Pangeran Saud tutup usia berselang dua bulan saja setelah dia melepas posisi Menlu Arab Saudi yang dijabatnya selama 40 tahun.
Dia menjabat Menlu Arab Saudi sejak 1975 hingga 2015.
Karena itu, dia menjadi menlu dengan masa jabatan paling lama di dunia.
Pada 29 April 2015, Pangeran Saud digantikan Adel al-Jubeir yang sebelumnya merupakan Duta Besar Arab Saudi untuk AS.
Pangeran Saud bertugas di bawah kepimpinan empat Raja Arab Saudi.
Ia mengelola kebijakan luar negeri dan bekerja keras setelah serangan 11 September 2001 di AS.
Begitu tidak lagi menjabat Menlu, pria kelahiran 2 Januari 1940 itu tetap memiliki posisi penting di lingkaran kebijakan luar negeri Arab Saudi.
Dia menjadi penasihat resmi Raja Salman dan turut hadir dalam pertemuan dengan para kepala negara asing.
"Beliau ialah simbol kejujuran dan kerja keras," kata Mahkamah Kerajaan.
Saat mendengar kabar duka tersebut, Presiden AS Barack Obama pun mengucapkan belasungkawa.
"Sebagai menlu yang paling lama menjabat di dunia, Pangeran Saud telah menjadi saksi beberapa periode genting di Timur Tengah. Pada setiap periode, dia mampu mewujudkan perdamaian, termasuk perundingan damai mengakhiri perang saudara Libanon dan membantu meluncurkan Inisiatif Perdamaian Arab," ujar Obama dalam pernyataannya.
Pangeran Saud tercatat telah melalui berbagai konflik di Timur Tengah selama menjabat menlu, di antaranya serangan Israel ke Libanon pada 1978, 1982, dan 2006, intifada di Palestina 1987 dan 2000, invasi Irak ke Iran pada 1980 dan ke Kuwait pada 1990, serta invasi AS ke Irak pada 2003.

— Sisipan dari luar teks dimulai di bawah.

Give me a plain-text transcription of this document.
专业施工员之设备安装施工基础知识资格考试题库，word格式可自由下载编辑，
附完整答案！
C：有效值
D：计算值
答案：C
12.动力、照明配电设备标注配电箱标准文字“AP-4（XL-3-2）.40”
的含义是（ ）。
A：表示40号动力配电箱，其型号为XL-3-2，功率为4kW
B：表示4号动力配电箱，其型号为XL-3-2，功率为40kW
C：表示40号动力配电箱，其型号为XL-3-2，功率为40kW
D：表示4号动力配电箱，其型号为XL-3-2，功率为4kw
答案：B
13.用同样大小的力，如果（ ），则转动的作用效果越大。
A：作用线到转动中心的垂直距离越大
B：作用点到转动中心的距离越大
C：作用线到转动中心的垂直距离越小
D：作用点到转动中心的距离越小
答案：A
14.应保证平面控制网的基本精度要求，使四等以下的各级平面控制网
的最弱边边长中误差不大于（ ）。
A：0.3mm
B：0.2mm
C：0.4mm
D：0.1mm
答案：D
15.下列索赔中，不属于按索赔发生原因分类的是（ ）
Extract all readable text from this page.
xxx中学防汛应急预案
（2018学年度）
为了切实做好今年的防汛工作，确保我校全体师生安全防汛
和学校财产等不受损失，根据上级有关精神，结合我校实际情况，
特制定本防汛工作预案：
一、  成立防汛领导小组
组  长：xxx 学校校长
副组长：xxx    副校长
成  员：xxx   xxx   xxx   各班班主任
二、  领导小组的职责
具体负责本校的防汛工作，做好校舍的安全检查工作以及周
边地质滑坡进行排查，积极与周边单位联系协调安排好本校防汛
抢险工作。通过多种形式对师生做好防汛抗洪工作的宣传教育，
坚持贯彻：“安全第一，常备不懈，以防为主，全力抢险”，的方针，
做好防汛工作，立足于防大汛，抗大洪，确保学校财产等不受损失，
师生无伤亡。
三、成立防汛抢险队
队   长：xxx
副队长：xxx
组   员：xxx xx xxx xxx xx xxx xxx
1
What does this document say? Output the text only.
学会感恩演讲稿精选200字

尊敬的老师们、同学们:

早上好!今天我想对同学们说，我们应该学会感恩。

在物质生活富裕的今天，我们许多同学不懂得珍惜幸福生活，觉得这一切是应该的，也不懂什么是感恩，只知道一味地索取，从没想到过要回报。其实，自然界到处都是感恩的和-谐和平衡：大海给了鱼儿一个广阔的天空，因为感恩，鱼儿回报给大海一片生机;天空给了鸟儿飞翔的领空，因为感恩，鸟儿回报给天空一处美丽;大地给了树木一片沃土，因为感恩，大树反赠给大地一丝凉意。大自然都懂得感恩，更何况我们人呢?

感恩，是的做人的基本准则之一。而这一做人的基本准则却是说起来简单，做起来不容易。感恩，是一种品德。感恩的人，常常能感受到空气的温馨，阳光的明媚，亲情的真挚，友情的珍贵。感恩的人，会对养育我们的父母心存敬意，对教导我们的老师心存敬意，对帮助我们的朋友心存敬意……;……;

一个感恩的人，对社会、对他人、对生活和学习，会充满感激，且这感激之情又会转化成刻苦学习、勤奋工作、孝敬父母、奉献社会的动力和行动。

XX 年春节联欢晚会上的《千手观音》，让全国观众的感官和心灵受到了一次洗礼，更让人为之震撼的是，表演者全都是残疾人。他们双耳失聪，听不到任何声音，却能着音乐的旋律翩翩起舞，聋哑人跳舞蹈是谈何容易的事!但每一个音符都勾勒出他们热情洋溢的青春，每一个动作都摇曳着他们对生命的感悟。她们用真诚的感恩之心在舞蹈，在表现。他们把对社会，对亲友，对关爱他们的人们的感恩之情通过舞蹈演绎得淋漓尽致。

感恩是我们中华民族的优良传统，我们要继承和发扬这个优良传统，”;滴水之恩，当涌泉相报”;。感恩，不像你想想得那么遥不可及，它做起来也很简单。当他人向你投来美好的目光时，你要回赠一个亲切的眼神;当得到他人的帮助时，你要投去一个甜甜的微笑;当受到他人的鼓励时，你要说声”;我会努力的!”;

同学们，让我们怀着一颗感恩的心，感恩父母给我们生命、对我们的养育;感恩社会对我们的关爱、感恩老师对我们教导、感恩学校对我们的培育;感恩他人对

Pangeran Saud dianggap memegang posisi berpengaruh dalam kebijakan luar negeri Arab Saudi dan merupakan sosok penting dalam membangun hubungan Barat dan dunia Arab.
"Saud bukan hanya menteri luar negeri terlama, melainkan juga salah satu yang paling bijaksana," puji Menteri Luar Negeri AS, John Kerry.